Depuis cette année, la masse de matériaux issus des activités humaines dépasse celle des organismes vivants sur Terre, montre une étude parue dans la revue «Nature». Un symbole frappant de l’emprise exercée par notre espèce sur les processus naturels
Depuis cette année, la masse totale de produits fabriqués par l’homme excède la biomasse globale. La date de ce dépassement historique, au vrai, est estimée à 2020 +/- 6 ans. C’est ce que révèle une étude publiée dans la revue Nature le 9 décembre.
«L’humanité est devenue une force dominante qui façonne le visage de la Terre», écrivent les auteurs, de l’Institut Weizmann des sciences en Israël. Cette équipe a estimé la «masse anthropogénique», c’est-à-dire «la masse des objets inanimés solides fabriqués par les humains, et non encore démolis ou mis hors de service». Les auteurs l’ont comparée à la biomasse globale, regroupant l’ensemble des organismes vivants actuels, soit les végétaux, bactéries, animaux, etc.
Pour quantifier cette biomasse globale, les chercheurs ont synthétisé les estimations issues de diverses méthodologies: inventaires du vivant, télédétection et modélisation. Pour estimer la fameuse masse anthropogénique, ils ont eu recours à «une méthode très robuste et internationalement reconnue, aujourd’hui utilisée par l’OCDE et l’Union européenne pour leurs indicateurs matériels», explique Julia Steinberger, professeure sur les enjeux sociétaux liés à l’impact des changements climatiques à l’Université de Lausanne. Elle se fonde sur les données internationales issues des différents secteurs de production: extraction des matériaux (sable, métaux…), des énergies fossiles, etc.
Envolée exponentielle dès 1950
Le bilan de cette comparaison? «La Terre est exactement à un point où les courbes d’évolution de ces deux masses se croisent», résument les chercheurs. Depuis un siècle, la masse anthropogénique double tous les vingt ans environ. En moyenne, pour chaque humain vivant, la masse d’objets produits équivaut à un peu plus que son poids corporel. «C’est un symbole fort de la pression exercée par les humains sur la planète», relève Franck Courchamp, chercheur CNRS en écologie à l’Université Paris-Saclay en France, qui salue une étude bien faite.
Productions non biodégradables
Si la tendance actuelle se poursuit, la masse de produits générés par l’homme devrait dépasser 3 tératonnes en 2040, prévoient les auteurs. Une folle envolée! «Dès le début du XXe siècle, une image forte a joué dans la prise de conscience environnementale: les activités humaines rivalisaient avec les forces de l’érosion dans les quantités de matière déplacées, commente Augustin Fragnière, de l’Université de Lausanne. Nos productions dépassent maintenant celles des forces biologiques de la nature. Cette étude le confirme donc: les activités humaines sont le principal facteur de changement sur Terre.»
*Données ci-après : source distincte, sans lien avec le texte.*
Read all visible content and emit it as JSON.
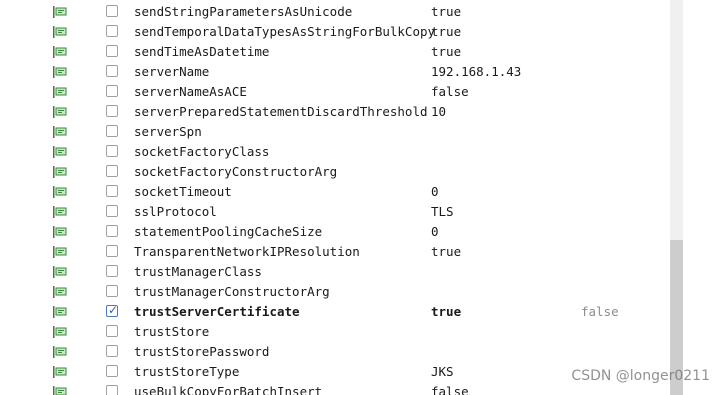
{
  "properties": [
    {
      "name": "sendStringParametersAsUnicode",
      "value": "true",
      "default": "",
      "checked": false,
      "bold": false
    },
    {
      "name": "sendTemporalDataTypesAsStringForBulkCopy",
      "value": "true",
      "default": "",
      "checked": false,
      "bold": false
    },
    {
      "name": "sendTimeAsDatetime",
      "value": "true",
      "default": "",
      "checked": false,
      "bold": false
    },
    {
      "name": "serverName",
      "value": "192.168.1.43",
      "default": "",
      "checked": false,
      "bold": false
    },
    {
      "name": "serverNameAsACE",
      "value": "false",
      "default": "",
      "checked": false,
      "bold": false
    },
    {
      "name": "serverPreparedStatementDiscardThreshold",
      "value": "10",
      "default": "",
      "checked": false,
      "bold": false
    },
    {
      "name": "serverSpn",
      "value": "",
      "default": "",
      "checked": false,
      "bold": false
    },
    {
      "name": "socketFactoryClass",
      "value": "",
      "default": "",
      "checked": false,
      "bold": false
    },
    {
      "name": "socketFactoryConstructorArg",
      "value": "",
      "default": "",
      "checked": false,
      "bold": false
    },
    {
      "name": "socketTimeout",
      "value": "0",
      "default": "",
      "checked": false,
      "bold": false
    },
    {
      "name": "sslProtocol",
      "value": "TLS",
      "default": "",
      "checked": false,
      "bold": false
    },
    {
      "name": "statementPoolingCacheSize",
      "value": "0",
      "default": "",
      "checked": false,
      "bold": false
    },
    {
      "name": "TransparentNetworkIPResolution",
      "value": "true",
      "default": "",
      "checked": false,
      "bold": false
    },
    {
      "name": "trustManagerClass",
      "value": "",
      "default": "",
      "checked": false,
      "bold": false
    },
    {
      "name": "trustManagerConstructorArg",
      "value": "",
      "default": "",
      "checked": false,
      "bold": false
    },
    {
      "name": "trustServerCertificate",
      "value": "true",
      "default": "false",
      "checked": true,
      "bold": true
    },
    {
      "name": "trustStore",
      "value": "",
      "default": "",
      "checked": false,
      "bold": false
    },
    {
      "name": "trustStorePassword",
      "value": "",
      "default": "",
      "checked": false,
      "bold": false
    },
    {
      "name": "trustStoreType",
      "value": "JKS",
      "default": "",
      "checked": false,
      "bold": false
    },
    {
      "name": "useBulkCopyForBatchInsert",
      "value": "false",
      "default": "",
      "checked": false,
      "bold": false
    }
  ],
  "icons": {
    "row_icon": "property-icon",
    "check": "checkmark-icon"
  },
  "colors": {
    "icon_green": "#3a8a3a",
    "check_blue": "#2f62b0"
  },
  "watermark": "CSDN @longer0211"
}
A ce constat, il faut en ajouter deux autres, pointe Franck Courchamp. «Alors que les productions naturelles sont biodégradables, les productions humaines ne le sont pas. Pis encore: elles sont même souvent destructrices des productions naturelles. En outre, la production du ciment et du béton émet de grandes quantités de CO2. Elle contribue donc fortement au réchauffement climatique.» L’anthropocène – «l’ère de l’humain» – n’est décidément pas un mythe.